Sunday, October 22, 2006

Southern Sense

[posted by Callimachus]

Garrison Keillor is one of the best pure prose writers we've got these days. And he seems to make a pretty good living at it. So why does he want to be an opinion columnist?

Well, one rationale, I suppose, would be as an excuse to empty out his notebooks. You know, he's probably got hundreds of vignettes he's half-written over the years; luminous little pieces that just never quite connect to anything; plants that never flower.

Why, you can take any one of those, tack on a paragraph of polemics at the end, and, voila! Opinion column.

That would explain this. It's a old man's lovely little ode to the warmth and courtesies of the American South.

Then, tied on to the end like a tin can to a dog's tail, is this:

If we can't talk to strangers, if there is no public life in America, then it's no wonder politics is so out of whack.

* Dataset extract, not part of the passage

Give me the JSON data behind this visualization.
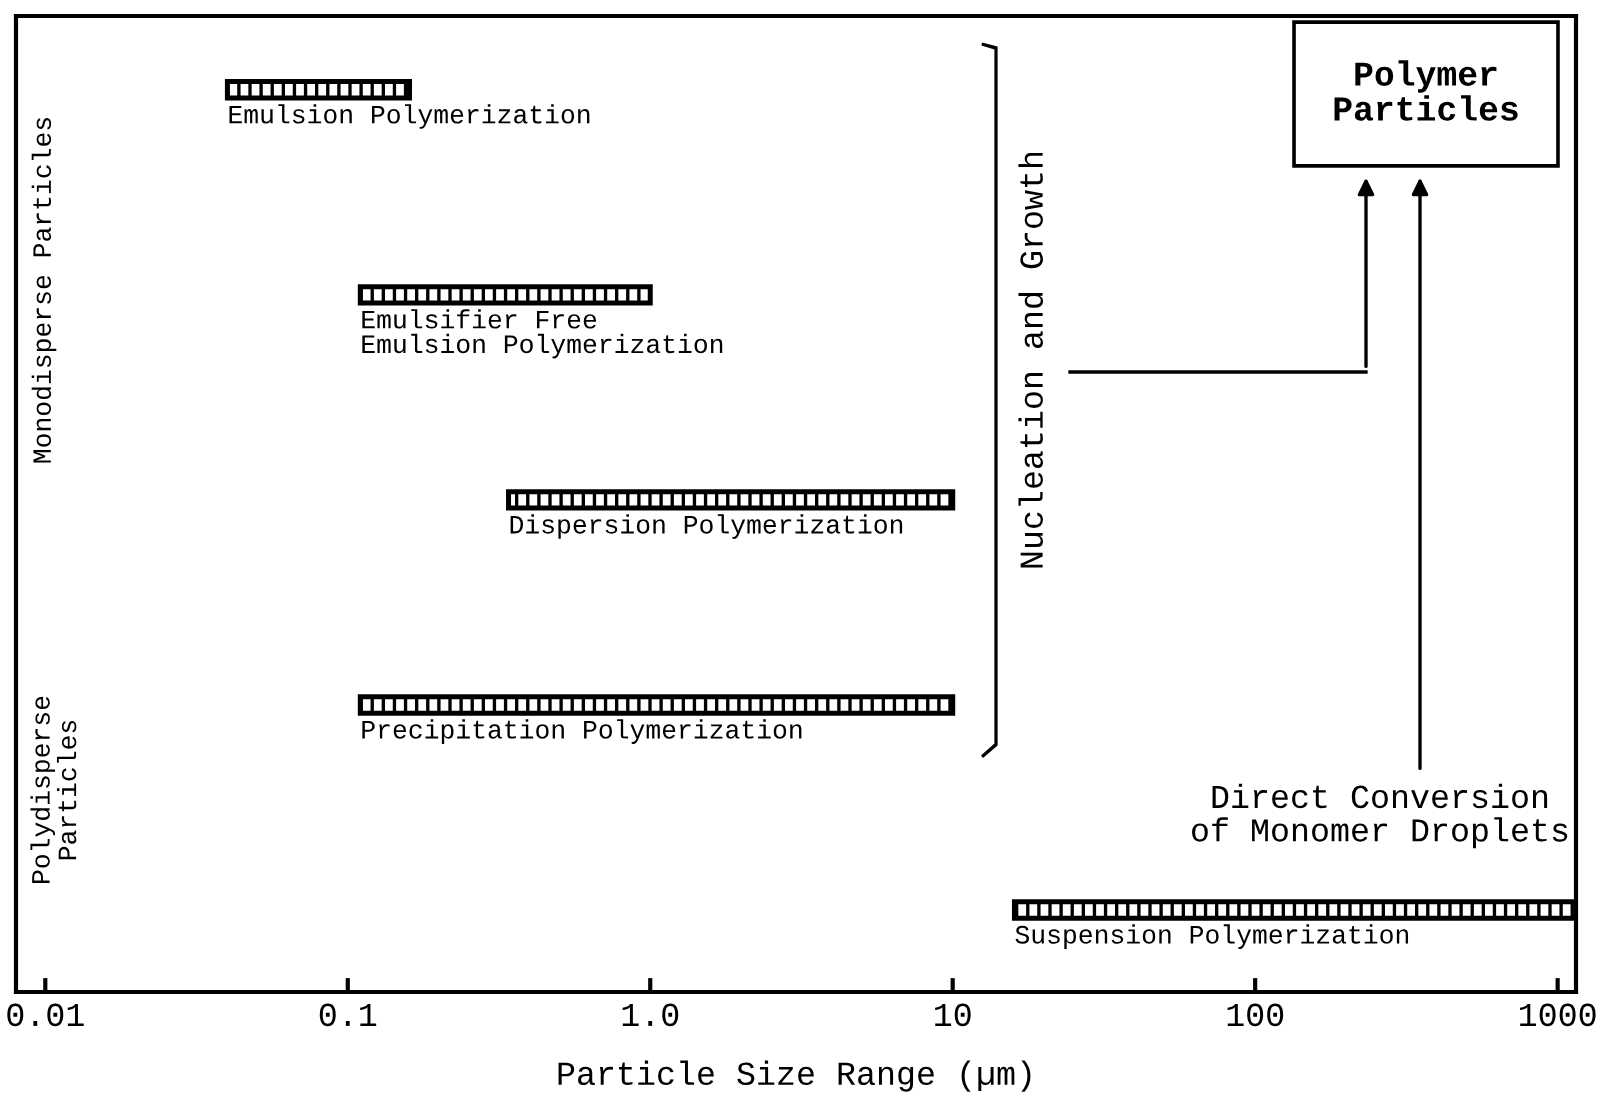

And yet in the South, which has produced the most regressive politicians this side of Sudan, who are proud of bad government and lousy wars, in which a disproportionate number of young Southern men die, you keep running into the friendliest people on earth. Explain that to me, sunshine. Sweeten up here and tell me why these good people keep electing those dreadful idiots.

OK, here's a try. I'll even overlook the grotesque hyperbole of "most regressive politicians this side of Sudan," which, if you draw the straight line between Sudan and Texas, includes Cuba.

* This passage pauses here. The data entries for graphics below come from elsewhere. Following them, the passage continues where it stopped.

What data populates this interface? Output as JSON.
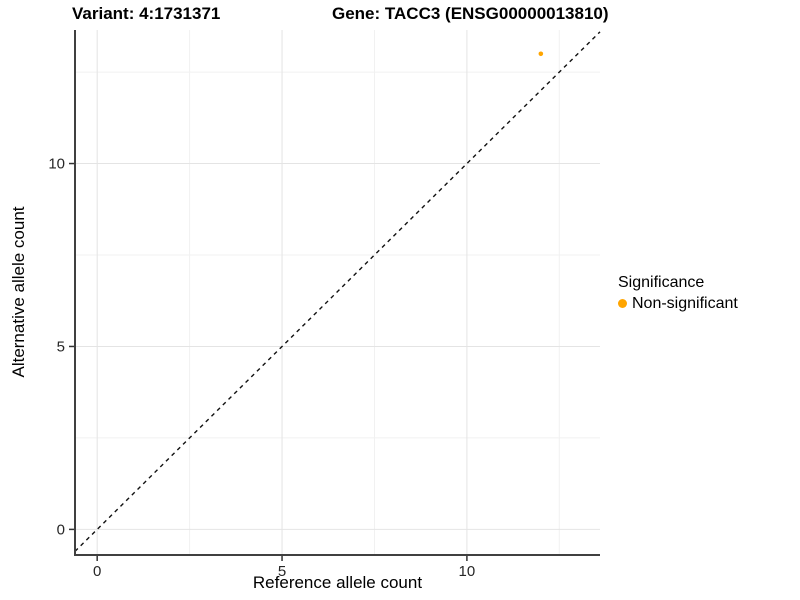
{
  "header": {
    "variant_title": "Variant: 4:1731371",
    "gene_title": "Gene: TACC3 (ENSG00000013810)"
  },
  "chart_data": {
    "type": "scatter",
    "xlabel": "Reference allele count",
    "ylabel": "Alternative allele count",
    "xlim": [
      -0.6,
      13.6
    ],
    "ylim": [
      -0.7,
      13.65
    ],
    "x_ticks": [
      0,
      5,
      10
    ],
    "y_ticks": [
      0,
      5,
      10
    ],
    "x_minor_ticks": [
      2.5,
      7.5,
      12.5
    ],
    "y_minor_ticks": [
      2.5,
      7.5,
      12.5
    ],
    "grid": "major and minor gridlines, light gray on white",
    "series": [
      {
        "name": "Non-significant",
        "color": "#FFA500",
        "points": [
          {
            "x": 12,
            "y": 13
          }
        ]
      }
    ],
    "reference_line": {
      "equation": "y = x",
      "style": "dashed",
      "color": "#111111"
    },
    "legend": {
      "title": "Significance",
      "position": "right",
      "items": [
        {
          "label": "Non-significant",
          "color": "#FFA500"
        }
      ]
    }
  },
  "colors": {
    "background": "#ffffff",
    "axis_line": "#404040",
    "tick_mark": "#333333",
    "tick_text": "#262626",
    "grid_major": "#e4e4e4",
    "grid_minor": "#f1f1f1",
    "point": "#FFA500"
  }
}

The problem is, he's asking the question backwards. Disproportionate numbers of Dixie boys die in our Middle Eastern and Asian wars because Southerners, disproportionately, volunteer for the armed services. Part of that, no doubt, is economics. But part of it is a culture and collective ethos that values sacrifice and service, and that respects a military career. And yes, they are different than the rest of us. But it's not alien to the aspect of them that is generous and courteous.

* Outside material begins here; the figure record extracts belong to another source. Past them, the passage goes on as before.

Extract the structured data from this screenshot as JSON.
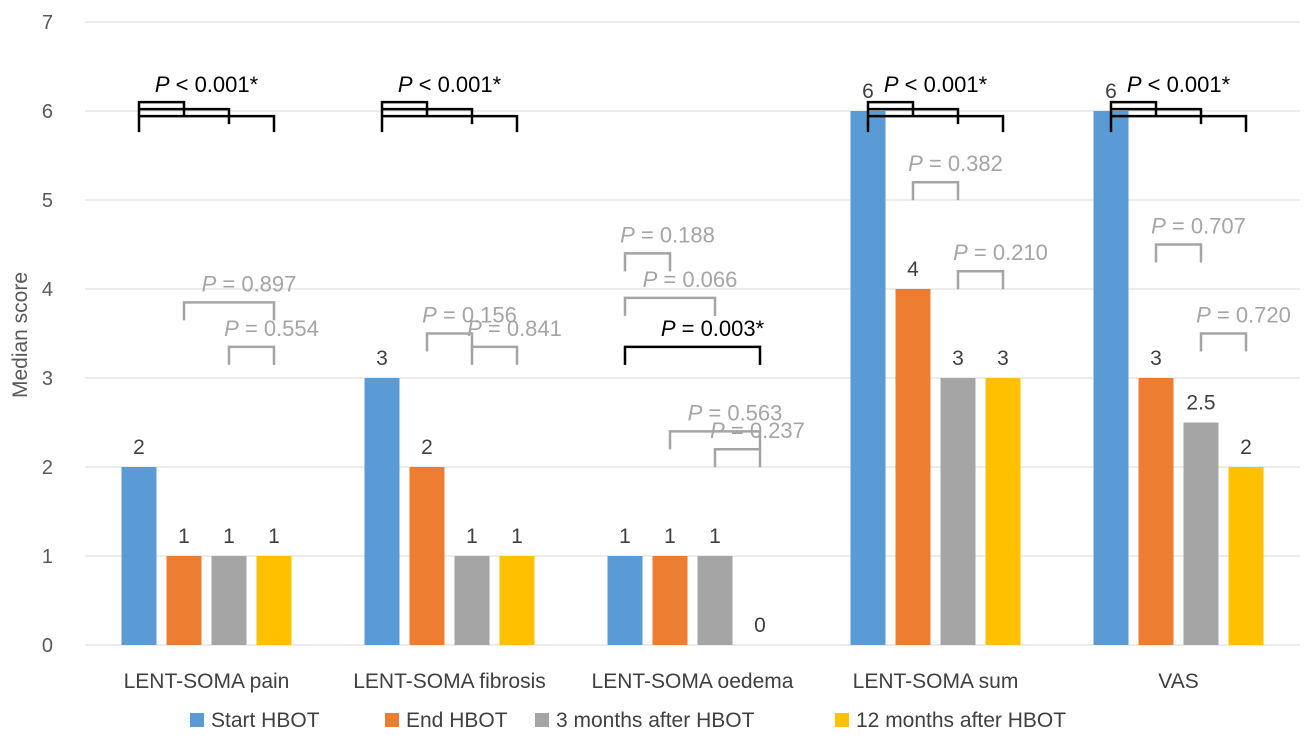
{
  "chart_data": {
    "type": "bar",
    "ylabel": "Median score",
    "ylim": [
      0,
      7
    ],
    "yticks": [
      "0",
      "1",
      "2",
      "3",
      "4",
      "5",
      "6",
      "7"
    ],
    "grid": true,
    "legend_position": "bottom",
    "categories": [
      "LENT-SOMA pain",
      "LENT-SOMA fibrosis",
      "LENT-SOMA oedema",
      "LENT-SOMA sum",
      "VAS"
    ],
    "series": [
      {
        "name": "Start HBOT",
        "color": "#5B9BD5",
        "values": [
          2,
          3,
          1,
          6,
          6
        ],
        "labels": [
          "2",
          "3",
          "1",
          "6",
          "6"
        ]
      },
      {
        "name": "End HBOT",
        "color": "#ED7D31",
        "values": [
          1,
          2,
          1,
          4,
          3
        ],
        "labels": [
          "1",
          "2",
          "1",
          "4",
          "3"
        ]
      },
      {
        "name": "3 months after HBOT",
        "color": "#A5A5A5",
        "values": [
          1,
          1,
          1,
          3,
          2.5
        ],
        "labels": [
          "1",
          "1",
          "1",
          "3",
          "2.5"
        ]
      },
      {
        "name": "12 months after HBOT",
        "color": "#FFC000",
        "values": [
          1,
          1,
          0,
          3,
          2
        ],
        "labels": [
          "1",
          "1",
          "0",
          "3",
          "2"
        ]
      }
    ],
    "annotations": [
      {
        "category": 0,
        "type": "multi",
        "level": 6.1,
        "rest": "< 0.001*",
        "significant": true
      },
      {
        "category": 0,
        "type": "pair",
        "from": 1,
        "to": 3,
        "level": 3.85,
        "rest": "= 0.897",
        "significant": false
      },
      {
        "category": 0,
        "type": "pair",
        "from": 2,
        "to": 3,
        "level": 3.35,
        "rest": "= 0.554",
        "significant": false
      },
      {
        "category": 1,
        "type": "multi",
        "level": 6.1,
        "rest": "< 0.001*",
        "significant": true
      },
      {
        "category": 1,
        "type": "pair",
        "from": 1,
        "to": 2,
        "level": 3.5,
        "rest": "= 0.156",
        "significant": false
      },
      {
        "category": 1,
        "type": "pair",
        "from": 2,
        "to": 3,
        "level": 3.35,
        "rest": "= 0.841",
        "significant": false
      },
      {
        "category": 2,
        "type": "pair",
        "from": 0,
        "to": 1,
        "level": 4.4,
        "rest": "= 0.188",
        "significant": false
      },
      {
        "category": 2,
        "type": "pair",
        "from": 0,
        "to": 2,
        "level": 3.9,
        "rest": "= 0.066",
        "significant": false
      },
      {
        "category": 2,
        "type": "pair",
        "from": 0,
        "to": 3,
        "level": 3.35,
        "rest": "= 0.003*",
        "significant": true
      },
      {
        "category": 2,
        "type": "pair",
        "from": 1,
        "to": 3,
        "level": 2.4,
        "rest": "= 0.563",
        "significant": false
      },
      {
        "category": 2,
        "type": "pair",
        "from": 2,
        "to": 3,
        "level": 2.2,
        "rest": "= 0.237",
        "significant": false
      },
      {
        "category": 3,
        "type": "multi",
        "level": 6.1,
        "rest": "< 0.001*",
        "significant": true
      },
      {
        "category": 3,
        "type": "pair",
        "from": 1,
        "to": 2,
        "level": 5.2,
        "rest": "= 0.382",
        "significant": false
      },
      {
        "category": 3,
        "type": "pair",
        "from": 2,
        "to": 3,
        "level": 4.2,
        "rest": "= 0.210",
        "significant": false
      },
      {
        "category": 4,
        "type": "multi",
        "level": 6.1,
        "rest": "< 0.001*",
        "significant": true
      },
      {
        "category": 4,
        "type": "pair",
        "from": 1,
        "to": 2,
        "level": 4.5,
        "rest": "= 0.707",
        "significant": false
      },
      {
        "category": 4,
        "type": "pair",
        "from": 2,
        "to": 3,
        "level": 3.5,
        "rest": "= 0.720",
        "significant": false
      }
    ],
    "p_symbol": "P",
    "colors": {
      "significant": "#000000",
      "nonsignificant": "#A5A5A5",
      "grid": "#D9D9D9"
    }
  }
}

And because they have such a greater stake in the nation's military honor, and in the respect given to those who volunteer for it, they are less likely to choose the candidates Keillor would seem to prefer they choose, the ones who still can't seem to wipe that "I just tossed my Purple Heart over the fence and denounced soldiers as baby-killers" gleam from their eyes. The ones who are just a little too cozy with the career denouncers of "American militarism" and a little too willing to understand those who chant "Death to America."

Even when the alternative turns out, like Dubya, to be incompetent leaders of that military. Because that's when the other half of the answer kicks in. Once the shooting starts, once the hometown boys start getting killed and all their lives are at risk, you rally to your captain, no matter what sort of disagreements you have with him. The mentality runs itself into a particular set of potential problems. But it is hardly the inexplicable contradiction Keillor seems to feel it is, in wondering how people can be obviously nice and yet fail to fall into line with his politics.

Ever wonder why the Southern Confederacy of 1861-65, a fractious nation with a back-stabbing government, but at war through its entire existence, never developed a two-party system? Its constitution, in its political aspects, was essentially a carbon copy of the U.S. constitution.

The people who so confound Garrison Keillor are people who understand that what you say to -- and in the presence of -- other people, matters. It matters. A waitress's "dear," a little word of politeness, can change your whole attitude toward her. And she knows it. It might even mean an extra buck in her tip, but that's not why she does it.

He sees that. Well, chances are that same waitress intuitively knows that a big premature public mouth-off about your own people's futility and failure while the army is still in the field, and her own son is with it in uniform, can change things, too. And not for the better. And the price waiting to be paid is a lot more than some Yankee scribbler's tip.